A cela, il faut ajouter la vertu réflexive du deuil dans une société comme la nôtre. Pleurer un mort, c’est aussi revenir et penser à soi. Cela est particulièrement vrai pour les personnes de la même génération que le défunt. La perspective est autre pour les générations d’après. Ne dit-on pas que « lorsque nos enfants grandissent, nous vieillissons » ? Et quand nos parents disparaissent, nous nous sentons plus exposés et comme sans paravent désormais. Nous vieillissons donc encore un peu plus.
S’inscrivant dans un champ plus vaste, la disparition du Docteur Ba Bocar Alpha et, avant elle, celle, plus ou moins récente, d’autres figures négro-mauritaniennes emblématiques revêtent une signification à la fois collective et symbolique. A lui seul, le titre de l’article de Ba et de Diagana en résume les enjeux. Ces disparitions bouclent un cycle et referment une séquence. Ou presque.
« La Mauritanie perd avec sa disparition le dernier fondateur majeur et l’un de ses bâtisseurs historiques » écrivent d’emblée et non sans raison les duettistes. Leur constat draine une interrogation qui concerne au premier chef la « communauté » négro-mauritanienne et plus spécifiquement encore sa composante haalpulaar sans qu’il faille y voir l’éloge d’un quelconque particularisme. « Que » pleure-t-on avec le décès de Ba Bocar Alpha ? Cette question prend un sens particulier corrélée à la place actuelle de cette entité au sein du système politique et social du pays. S’estimant désormais déclassés et relégués, les haalpulaaren de Mauritanie se plaisent à revisiter (pour s’y réfugier ?) une sorte d’âge d’or que les (presque) moins de soixante-dix ans n’ont pas connu. Une période où des personnalités issues de leur sein rayonnaient et faisaient jeu politique égal ou presque avec les plus éminentes des personnalités maures. Ces porte-drapeaux s’appelaient Amadou Diadié Samba Diom (malencontreusement transcrit Dioum à la page 176 de La Mauritanie, contre vents et marées), Mamoudou Samboly Ba (rebaptisé Mamadou Samboly tout au long du même ouvrage), Cheikh Saad Bouh Kane,……Bâ Bocar Alpha. Leurs noms courent le long des pages des mémoires du président Moktar Ould Daddah. C’est dire ! Le premier président de la République les évoque tantôt comme adversaires tantôt comme alliés mais toujours, à quelques égratignures près, comme d’authentiques protagonistes du débat public dotés de projets politiques. Certes, quelquefois, un zeste de condescendance affleure à l’image de l’appréciation portée sur le Bloc Démocratique du Gorgol qualifié de « petit parti local dont le leader était Mamadou (sic) Samboly Ba ». (p153).

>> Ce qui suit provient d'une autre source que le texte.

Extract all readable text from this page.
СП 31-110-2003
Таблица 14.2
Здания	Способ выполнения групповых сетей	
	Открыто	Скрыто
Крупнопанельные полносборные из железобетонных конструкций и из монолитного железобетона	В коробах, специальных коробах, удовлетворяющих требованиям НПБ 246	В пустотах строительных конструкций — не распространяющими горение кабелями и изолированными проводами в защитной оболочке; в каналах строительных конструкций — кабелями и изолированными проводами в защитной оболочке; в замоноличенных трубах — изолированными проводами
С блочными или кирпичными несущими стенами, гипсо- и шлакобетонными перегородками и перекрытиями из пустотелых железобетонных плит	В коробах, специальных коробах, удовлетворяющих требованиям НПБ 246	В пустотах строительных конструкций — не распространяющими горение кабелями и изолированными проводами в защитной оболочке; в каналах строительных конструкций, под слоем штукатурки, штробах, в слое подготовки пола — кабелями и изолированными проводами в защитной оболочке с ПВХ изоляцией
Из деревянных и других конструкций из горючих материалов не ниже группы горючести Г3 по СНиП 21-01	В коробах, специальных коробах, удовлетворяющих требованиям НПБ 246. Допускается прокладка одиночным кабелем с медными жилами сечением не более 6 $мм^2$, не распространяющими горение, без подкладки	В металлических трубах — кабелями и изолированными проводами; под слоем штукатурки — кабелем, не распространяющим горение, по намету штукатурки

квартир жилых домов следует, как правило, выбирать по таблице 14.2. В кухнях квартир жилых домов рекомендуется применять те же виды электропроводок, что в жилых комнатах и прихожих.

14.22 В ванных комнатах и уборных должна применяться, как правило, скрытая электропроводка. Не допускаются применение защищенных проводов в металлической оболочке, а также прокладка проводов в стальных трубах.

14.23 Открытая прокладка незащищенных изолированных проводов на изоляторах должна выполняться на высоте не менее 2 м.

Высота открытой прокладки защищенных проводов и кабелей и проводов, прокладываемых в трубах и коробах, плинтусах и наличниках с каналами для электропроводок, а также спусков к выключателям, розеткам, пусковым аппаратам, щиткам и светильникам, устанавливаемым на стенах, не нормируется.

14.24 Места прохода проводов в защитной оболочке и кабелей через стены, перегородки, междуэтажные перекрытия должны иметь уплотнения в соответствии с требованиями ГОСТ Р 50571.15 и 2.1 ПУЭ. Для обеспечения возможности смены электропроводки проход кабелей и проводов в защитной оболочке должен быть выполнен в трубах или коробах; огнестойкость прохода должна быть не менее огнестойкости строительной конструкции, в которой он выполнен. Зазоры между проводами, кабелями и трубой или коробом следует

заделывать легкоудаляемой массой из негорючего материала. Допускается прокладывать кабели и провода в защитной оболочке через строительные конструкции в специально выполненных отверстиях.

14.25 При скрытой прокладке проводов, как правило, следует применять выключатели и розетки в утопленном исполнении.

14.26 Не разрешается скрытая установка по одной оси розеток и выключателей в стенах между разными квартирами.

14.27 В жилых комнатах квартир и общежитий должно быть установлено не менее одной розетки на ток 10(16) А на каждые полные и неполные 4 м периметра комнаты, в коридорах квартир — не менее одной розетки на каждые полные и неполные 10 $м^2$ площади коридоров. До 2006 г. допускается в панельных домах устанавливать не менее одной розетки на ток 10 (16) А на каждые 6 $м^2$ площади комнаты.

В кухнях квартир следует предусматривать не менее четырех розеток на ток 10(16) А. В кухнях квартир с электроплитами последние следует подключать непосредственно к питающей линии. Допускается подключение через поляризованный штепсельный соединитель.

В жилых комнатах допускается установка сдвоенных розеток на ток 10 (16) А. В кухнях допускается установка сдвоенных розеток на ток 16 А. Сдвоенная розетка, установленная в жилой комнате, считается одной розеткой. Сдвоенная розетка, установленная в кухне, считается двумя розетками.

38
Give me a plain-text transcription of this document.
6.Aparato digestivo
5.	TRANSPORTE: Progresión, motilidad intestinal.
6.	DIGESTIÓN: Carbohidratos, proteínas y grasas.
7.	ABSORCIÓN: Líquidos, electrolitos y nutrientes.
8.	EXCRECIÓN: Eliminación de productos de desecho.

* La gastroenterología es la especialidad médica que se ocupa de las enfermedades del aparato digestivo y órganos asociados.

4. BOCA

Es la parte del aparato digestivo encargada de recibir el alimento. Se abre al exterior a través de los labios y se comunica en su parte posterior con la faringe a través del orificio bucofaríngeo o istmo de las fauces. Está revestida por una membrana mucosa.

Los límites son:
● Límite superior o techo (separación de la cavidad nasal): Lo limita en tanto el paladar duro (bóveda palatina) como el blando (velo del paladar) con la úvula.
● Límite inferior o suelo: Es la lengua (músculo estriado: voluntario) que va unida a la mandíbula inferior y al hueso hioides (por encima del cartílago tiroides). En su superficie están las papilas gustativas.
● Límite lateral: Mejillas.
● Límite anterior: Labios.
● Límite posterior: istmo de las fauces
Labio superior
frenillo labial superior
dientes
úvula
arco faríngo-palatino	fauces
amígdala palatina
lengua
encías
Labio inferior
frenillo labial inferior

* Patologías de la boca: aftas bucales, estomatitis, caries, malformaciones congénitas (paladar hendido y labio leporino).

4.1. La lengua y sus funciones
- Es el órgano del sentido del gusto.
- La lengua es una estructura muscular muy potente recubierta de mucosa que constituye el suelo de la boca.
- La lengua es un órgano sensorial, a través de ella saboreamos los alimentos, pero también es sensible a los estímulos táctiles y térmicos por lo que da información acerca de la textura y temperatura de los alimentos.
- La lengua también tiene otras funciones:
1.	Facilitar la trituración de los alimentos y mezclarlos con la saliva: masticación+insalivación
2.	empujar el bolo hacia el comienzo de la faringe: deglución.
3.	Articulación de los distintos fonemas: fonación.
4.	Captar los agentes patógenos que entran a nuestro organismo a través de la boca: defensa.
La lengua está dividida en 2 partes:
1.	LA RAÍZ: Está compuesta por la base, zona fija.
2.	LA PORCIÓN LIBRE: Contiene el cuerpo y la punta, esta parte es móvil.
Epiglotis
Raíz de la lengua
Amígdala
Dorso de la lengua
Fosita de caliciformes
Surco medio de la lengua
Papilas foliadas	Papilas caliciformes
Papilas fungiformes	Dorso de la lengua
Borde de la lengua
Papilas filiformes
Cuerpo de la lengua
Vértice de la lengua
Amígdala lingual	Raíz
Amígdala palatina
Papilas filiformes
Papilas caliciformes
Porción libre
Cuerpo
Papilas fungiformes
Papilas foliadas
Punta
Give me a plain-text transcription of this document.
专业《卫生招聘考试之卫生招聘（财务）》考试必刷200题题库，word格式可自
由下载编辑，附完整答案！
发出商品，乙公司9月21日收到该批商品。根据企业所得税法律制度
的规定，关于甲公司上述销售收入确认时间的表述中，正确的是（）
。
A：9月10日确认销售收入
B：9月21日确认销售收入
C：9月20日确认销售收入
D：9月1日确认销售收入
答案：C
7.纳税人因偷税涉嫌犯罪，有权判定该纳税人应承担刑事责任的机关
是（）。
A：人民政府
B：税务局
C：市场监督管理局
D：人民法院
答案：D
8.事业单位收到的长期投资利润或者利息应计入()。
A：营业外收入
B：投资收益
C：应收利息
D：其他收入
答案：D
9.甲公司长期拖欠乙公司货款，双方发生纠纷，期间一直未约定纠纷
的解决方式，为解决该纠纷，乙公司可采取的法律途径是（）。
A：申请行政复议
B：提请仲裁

De manière générale, les débats rapportés portaient principalement sur la place du sud mauritanien, de ses populations dans le nouvel Etat mauritanien et/ou sur l’unité nationale. Ce qui, on en conviendra, revient au même.
Dépeignant le paysage politique mauritanien de 1957, l’ancien président le ramène, pour l’essentiel, à trois forces politiques principales : l’Union Progressiste de Mauritanie (UPM) qualifié de « parti dominant », (en fait, le sien et surtout celui de Sidi El Moctar N’diaye), l’Entente mauritanienne de Horma Ould Babana et l’AJM ou association de la jeunesse mauritanienne à laquelle Monsieur Ould Daddah reconnaît du reste « le grand mérite d’avoir été la première formation à prôner l’unité politique du pays ». Et de citer ses dirigeants : Mohamed Ould Cheikh, Ahmed Baba Ould Ahmed Miské, Ahmed Bazaid Ould Ahmed Miské, Soumaré Gaye Siri, Yacoub Ould Boumediana, Koné Aly Béré et…. Bâ Bocar Alpha. (p153).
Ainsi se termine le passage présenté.